Analysis: Pledge to axe USC could be a winner for Fine Gael

Party borrows strategy from David Cameron as it prepares its general election pitch

The message thus far from Fine Gael has been stability and prudent management of the economy, yet no party can expect to be re-elected on the back of past achievements.

Winston Churchill was dumped from office after the second World War by an electorate looking for a different kind of society after the trauma of the war years, with Labour's Clement Attlee given a landslide mandate for social change.

The Fine Gael and Labour Coalition likes to present itself as a Government that took office in a time of national crisis to guide the economy back to growth, and there is no denying the recovery and increasing employment.

However, the electorate needs something to vote for above and beyond stability and the now well-rehearsed reminder of the state of the economy, and who was responsible for it, when the Government took office.

READ MORE

It needs an offer to show that the bailout years of hardship were worth it.

For Fine Gael, it seems that offer is tax cuts and its “long-term economic plan”.

You could accuse the party of lacking imagination, since David Cameron’s Conservatives chose the exact same phrase as the basis for their re-election pitch.

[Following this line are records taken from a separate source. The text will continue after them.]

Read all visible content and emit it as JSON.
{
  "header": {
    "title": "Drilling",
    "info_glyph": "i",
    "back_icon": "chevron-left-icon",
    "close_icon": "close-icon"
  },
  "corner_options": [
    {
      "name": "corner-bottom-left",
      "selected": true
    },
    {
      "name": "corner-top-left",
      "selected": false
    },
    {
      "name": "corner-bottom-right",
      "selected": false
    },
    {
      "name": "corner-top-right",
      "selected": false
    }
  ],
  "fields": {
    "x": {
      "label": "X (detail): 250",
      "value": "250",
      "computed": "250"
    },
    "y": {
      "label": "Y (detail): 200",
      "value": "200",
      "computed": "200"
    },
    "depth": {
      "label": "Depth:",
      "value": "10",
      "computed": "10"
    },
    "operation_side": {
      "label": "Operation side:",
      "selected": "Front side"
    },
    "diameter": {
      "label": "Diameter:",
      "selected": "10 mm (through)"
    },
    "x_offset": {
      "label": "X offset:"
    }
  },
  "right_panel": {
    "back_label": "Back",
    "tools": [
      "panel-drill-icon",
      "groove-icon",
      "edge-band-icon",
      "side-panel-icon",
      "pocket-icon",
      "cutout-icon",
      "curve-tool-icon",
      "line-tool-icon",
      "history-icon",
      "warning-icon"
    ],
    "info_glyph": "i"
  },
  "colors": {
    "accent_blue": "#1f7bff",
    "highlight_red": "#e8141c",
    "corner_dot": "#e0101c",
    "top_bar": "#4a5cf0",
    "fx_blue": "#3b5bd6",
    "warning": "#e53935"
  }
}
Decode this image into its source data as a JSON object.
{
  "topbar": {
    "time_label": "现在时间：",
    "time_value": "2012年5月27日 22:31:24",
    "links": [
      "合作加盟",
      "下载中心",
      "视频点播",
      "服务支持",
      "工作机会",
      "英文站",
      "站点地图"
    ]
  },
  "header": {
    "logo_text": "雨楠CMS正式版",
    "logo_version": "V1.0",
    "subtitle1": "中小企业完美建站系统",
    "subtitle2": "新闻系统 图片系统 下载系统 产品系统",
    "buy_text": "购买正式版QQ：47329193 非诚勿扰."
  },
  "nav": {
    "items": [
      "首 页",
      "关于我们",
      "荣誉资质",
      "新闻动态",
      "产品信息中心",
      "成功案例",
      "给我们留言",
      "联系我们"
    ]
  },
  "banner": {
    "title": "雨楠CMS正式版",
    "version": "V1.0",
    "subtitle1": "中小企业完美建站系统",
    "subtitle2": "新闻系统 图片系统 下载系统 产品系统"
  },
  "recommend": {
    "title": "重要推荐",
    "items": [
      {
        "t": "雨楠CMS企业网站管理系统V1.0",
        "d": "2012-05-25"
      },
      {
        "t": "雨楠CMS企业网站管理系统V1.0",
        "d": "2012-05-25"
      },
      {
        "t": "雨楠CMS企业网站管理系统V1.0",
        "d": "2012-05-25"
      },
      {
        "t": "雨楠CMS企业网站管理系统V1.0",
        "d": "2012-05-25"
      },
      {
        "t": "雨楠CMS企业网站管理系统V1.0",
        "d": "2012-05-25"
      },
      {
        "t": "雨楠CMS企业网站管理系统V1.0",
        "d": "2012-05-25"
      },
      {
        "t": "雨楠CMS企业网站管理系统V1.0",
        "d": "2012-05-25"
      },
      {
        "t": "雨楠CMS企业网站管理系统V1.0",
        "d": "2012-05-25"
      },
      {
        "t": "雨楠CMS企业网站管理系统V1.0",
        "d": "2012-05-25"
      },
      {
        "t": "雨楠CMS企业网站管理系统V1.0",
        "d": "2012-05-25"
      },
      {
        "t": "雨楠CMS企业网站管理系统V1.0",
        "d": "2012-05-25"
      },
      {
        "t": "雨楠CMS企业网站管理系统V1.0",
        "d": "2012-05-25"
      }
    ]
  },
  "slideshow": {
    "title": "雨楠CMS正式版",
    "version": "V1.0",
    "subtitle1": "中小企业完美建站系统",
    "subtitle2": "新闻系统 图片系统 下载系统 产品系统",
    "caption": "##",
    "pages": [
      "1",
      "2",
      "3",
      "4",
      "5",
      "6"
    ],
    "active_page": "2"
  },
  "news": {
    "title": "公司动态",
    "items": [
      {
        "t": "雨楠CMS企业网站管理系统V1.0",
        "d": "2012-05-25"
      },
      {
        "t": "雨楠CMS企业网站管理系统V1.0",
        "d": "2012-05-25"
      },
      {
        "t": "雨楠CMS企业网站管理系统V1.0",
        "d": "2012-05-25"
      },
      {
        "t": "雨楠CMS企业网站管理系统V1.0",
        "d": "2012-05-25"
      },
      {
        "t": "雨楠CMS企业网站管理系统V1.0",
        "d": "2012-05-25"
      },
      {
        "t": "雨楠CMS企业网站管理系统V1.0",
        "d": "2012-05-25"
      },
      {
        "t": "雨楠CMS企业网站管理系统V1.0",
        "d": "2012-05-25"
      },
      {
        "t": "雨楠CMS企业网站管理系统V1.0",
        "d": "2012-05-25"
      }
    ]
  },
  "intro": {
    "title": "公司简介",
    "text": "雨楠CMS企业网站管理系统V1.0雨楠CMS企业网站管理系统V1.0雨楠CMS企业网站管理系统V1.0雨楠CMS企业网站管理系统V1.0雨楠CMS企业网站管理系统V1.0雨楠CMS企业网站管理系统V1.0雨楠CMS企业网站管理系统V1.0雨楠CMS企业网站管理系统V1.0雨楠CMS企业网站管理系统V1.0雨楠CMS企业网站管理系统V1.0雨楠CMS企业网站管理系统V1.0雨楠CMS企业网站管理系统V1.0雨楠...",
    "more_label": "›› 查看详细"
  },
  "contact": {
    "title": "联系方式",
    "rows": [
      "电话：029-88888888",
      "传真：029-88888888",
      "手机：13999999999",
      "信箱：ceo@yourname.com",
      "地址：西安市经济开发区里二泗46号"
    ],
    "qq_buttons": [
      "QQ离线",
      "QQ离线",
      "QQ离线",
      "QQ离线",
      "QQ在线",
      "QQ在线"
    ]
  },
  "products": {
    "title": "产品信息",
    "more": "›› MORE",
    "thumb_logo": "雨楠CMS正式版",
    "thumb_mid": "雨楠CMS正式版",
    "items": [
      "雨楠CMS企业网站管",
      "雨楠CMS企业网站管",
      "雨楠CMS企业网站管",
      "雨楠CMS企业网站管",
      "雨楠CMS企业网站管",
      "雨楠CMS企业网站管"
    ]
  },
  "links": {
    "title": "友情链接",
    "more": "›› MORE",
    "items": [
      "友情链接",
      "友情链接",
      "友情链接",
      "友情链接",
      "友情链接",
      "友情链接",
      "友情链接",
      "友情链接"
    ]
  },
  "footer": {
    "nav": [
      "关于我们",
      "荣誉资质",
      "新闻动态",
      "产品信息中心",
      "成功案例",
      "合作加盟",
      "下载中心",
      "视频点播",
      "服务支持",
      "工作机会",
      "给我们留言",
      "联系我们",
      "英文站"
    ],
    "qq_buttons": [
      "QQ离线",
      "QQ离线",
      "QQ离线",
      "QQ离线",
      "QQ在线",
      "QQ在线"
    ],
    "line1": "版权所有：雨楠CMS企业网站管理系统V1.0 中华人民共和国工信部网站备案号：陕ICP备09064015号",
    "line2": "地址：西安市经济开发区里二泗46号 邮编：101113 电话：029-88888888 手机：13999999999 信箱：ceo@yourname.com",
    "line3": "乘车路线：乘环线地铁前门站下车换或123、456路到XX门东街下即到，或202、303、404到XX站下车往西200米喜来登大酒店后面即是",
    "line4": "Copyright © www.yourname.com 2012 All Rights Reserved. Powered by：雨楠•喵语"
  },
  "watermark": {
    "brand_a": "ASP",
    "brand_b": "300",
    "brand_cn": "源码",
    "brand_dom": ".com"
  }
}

Such accusations founder on Cameron’s success as a right-of-centre leader seeking re-election after years of unpopular austerity, although the British version was mild compared to the Irish experience.

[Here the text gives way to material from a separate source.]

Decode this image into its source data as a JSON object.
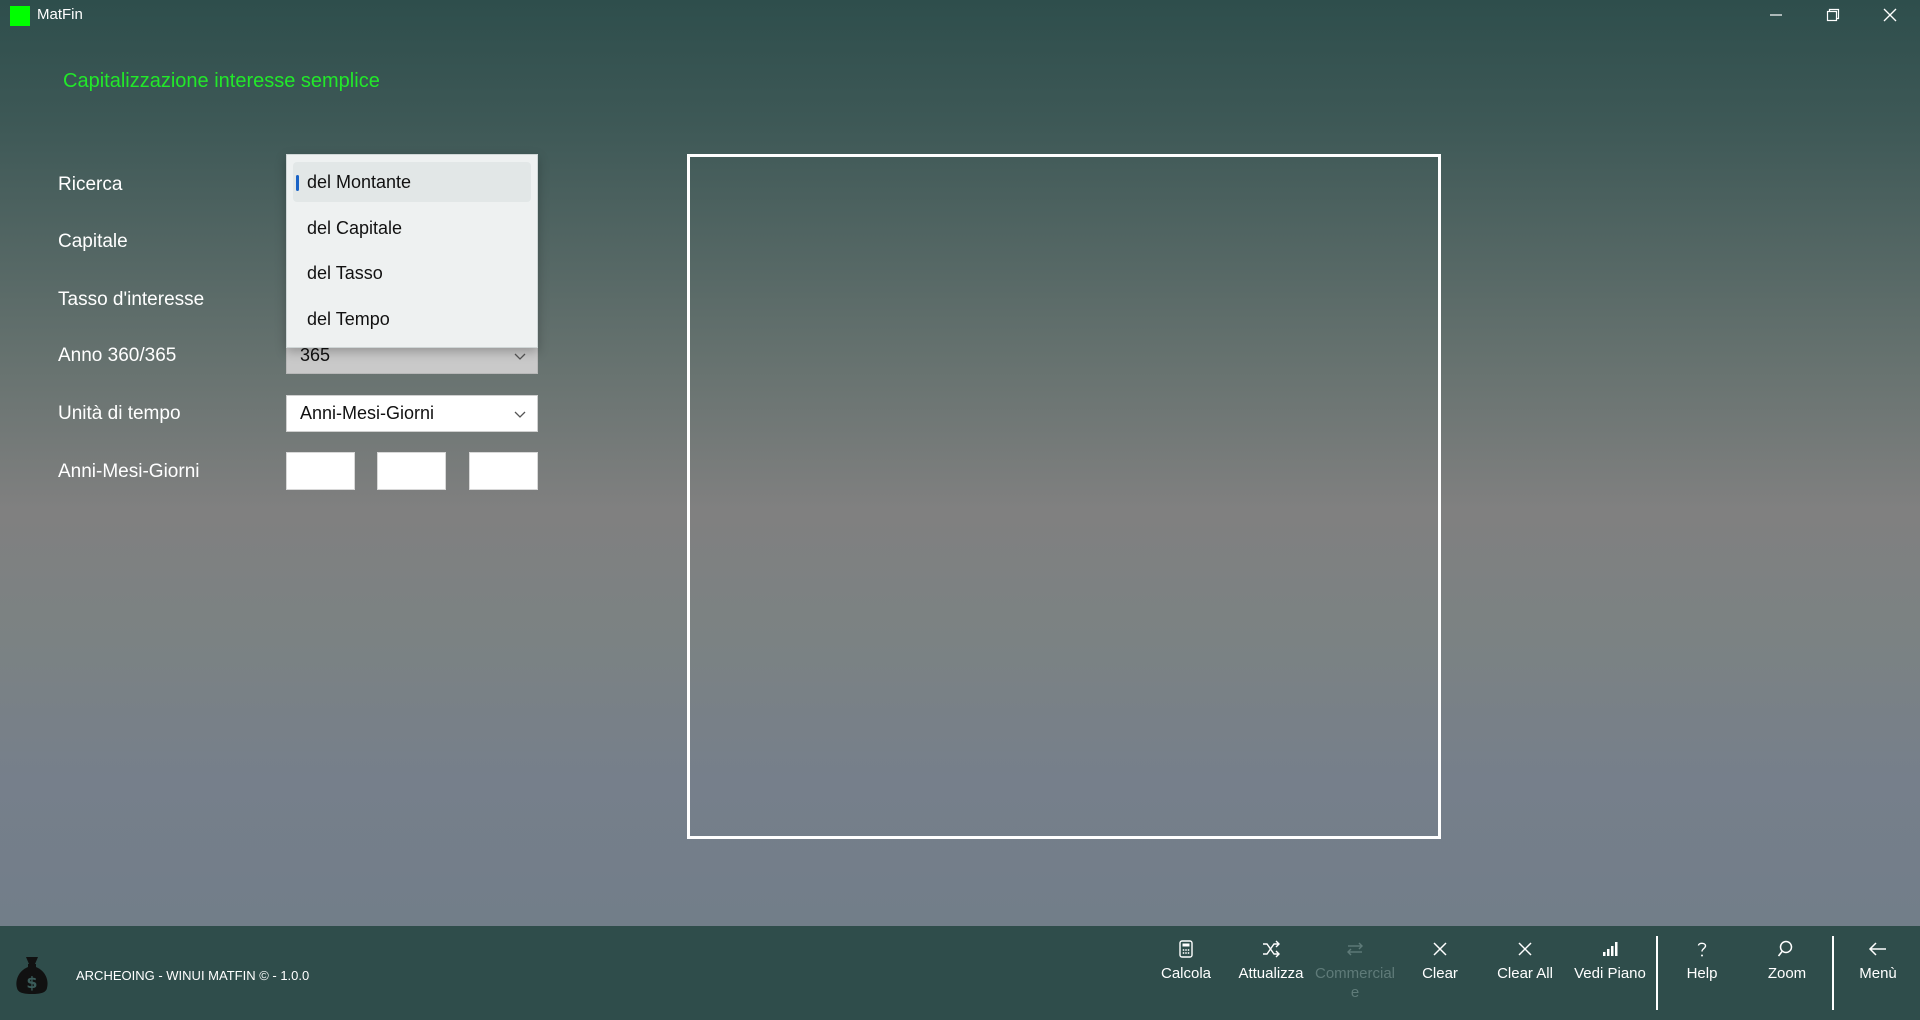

If a model of success is readily available, why opt for something different?

Advice

Fine Gael is taking a substantial lead from the Tory campaign, and senior figures in the party have been taking advice from Conservative colleagues in London in recent months.

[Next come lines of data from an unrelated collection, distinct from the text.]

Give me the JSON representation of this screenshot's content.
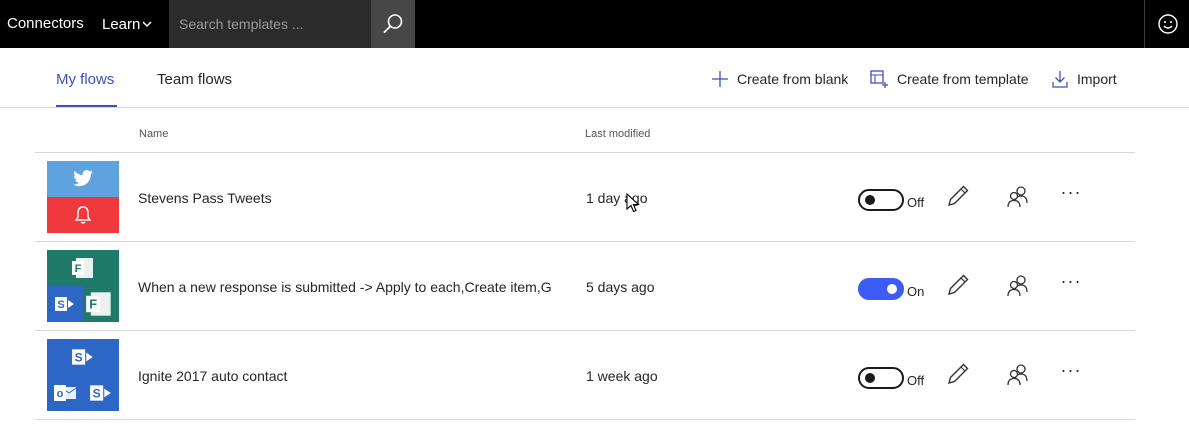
{
  "topbar": {
    "connectors_label": "Connectors",
    "learn_label": "Learn",
    "search_placeholder": "Search templates ...",
    "icons": [
      "search-icon",
      "smiley-icon",
      "chevron-down-icon"
    ]
  },
  "tabs": [
    {
      "label": "My flows",
      "active": true
    },
    {
      "label": "Team flows",
      "active": false
    }
  ],
  "actions": {
    "create_blank": "Create from blank",
    "create_template": "Create from template",
    "import": "Import"
  },
  "table": {
    "columns": {
      "name": "Name",
      "last_modified": "Last modified"
    },
    "rows": [
      {
        "name": "Stevens Pass Tweets",
        "modified": "1 day ago",
        "toggle": "Off",
        "icons": [
          "twitter-icon",
          "notification-bell-icon"
        ]
      },
      {
        "name": "When a new response is submitted -> Apply to each,Create item,Ge",
        "modified": "5 days ago",
        "toggle": "On",
        "icons": [
          "forms-icon",
          "sharepoint-icon"
        ]
      },
      {
        "name": "Ignite 2017 auto contact",
        "modified": "1 week ago",
        "toggle": "Off",
        "icons": [
          "sharepoint-icon",
          "outlook-icon"
        ]
      }
    ]
  },
  "colors": {
    "accent": "#3f51b5",
    "toggle_on": "#3c5cf5",
    "twitter": "#5ea3e0",
    "notification": "#f0393d",
    "forms": "#1f7a6a",
    "sharepoint": "#2d66c5"
  }
}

Both know the messages of stability and tax cuts are proven winners.

Fine Gael’s greatest success in 2011 was promising not to increase income tax and hammering Labour as a high-tax party, two messages that brought it within sight of an overall majority, before Irish voters eventually recoiled from the prospect of single-party government.

Its opening salvo for election 2016 is a promise of a cut to the 5.5 per cent universal social charge (USC) rate in its first post-election budget, even if money will be tighter for budget 2017 than it was for Budget 2016.

The €1.5 billion package announced last month was buttressed by an additional €1.5 billion in supplementary spending.

The supplementary spending will not be repeated, since European rules will not allow it in future.

Noonan also told the Dáil he expects €500 million to be available for tax cuts and spending increases in 2017, although many say that is conservative.

With its general election USC promise, Fine Gael is making it clear that its priorities should be tilted towards cutting taxes, although levies could be raised elsewhere to pay for the reductions.

Canvasses

Some in Fine Gael have reported back from canvasses that the party’s move to abolish the USC in its entirety is proving popular among those who are not natural party supporters.

This contrasts with the Labour Party commitment to only abolish the charge for those earning €70,000 or less, even if the party is not ruling out total abolition.

Labour also wants the bulk of future resources to go towards increased public spending.

One Fine Gael source said some middle class liberal voters – who make up a sizeable number of Labour supporters – are baulking at the decision to restrict tax cuts to those below €70,000 and may seek solace in Fine Gael arms.

Such feedback will please those in Fine Gael who were against a common policy platform with Labour, an idea that was never really a credible runner in any event.

Haunted by fears of 1997, when Bertie Ahern outflanked the Rainbow Coalition's complicated tax package with the "payback time" offer of straight rate cuts, it was felt that too close an electoral alliance with Labour could dilute Fine Gael's tax-cutting message.

While it previously warned of the disastrous effect on the public finances of abolishing the USC, the Coalition parties both now say it can be wound down as economic growth continues.

They point to predicted growth rates of 6.2 per cent this year and 4.3 per cent next year, and tax take coming in substantially ahead of target.

The elimination of the deficit by 2018 will also mean greater scope for tax cuts and increased spending, but Fine Gael’s move on the main USC rate is designed to give the public something immediate to vote for, aside from stability and continuity.

A vote for payback time, albeit of a different stripe, this time out.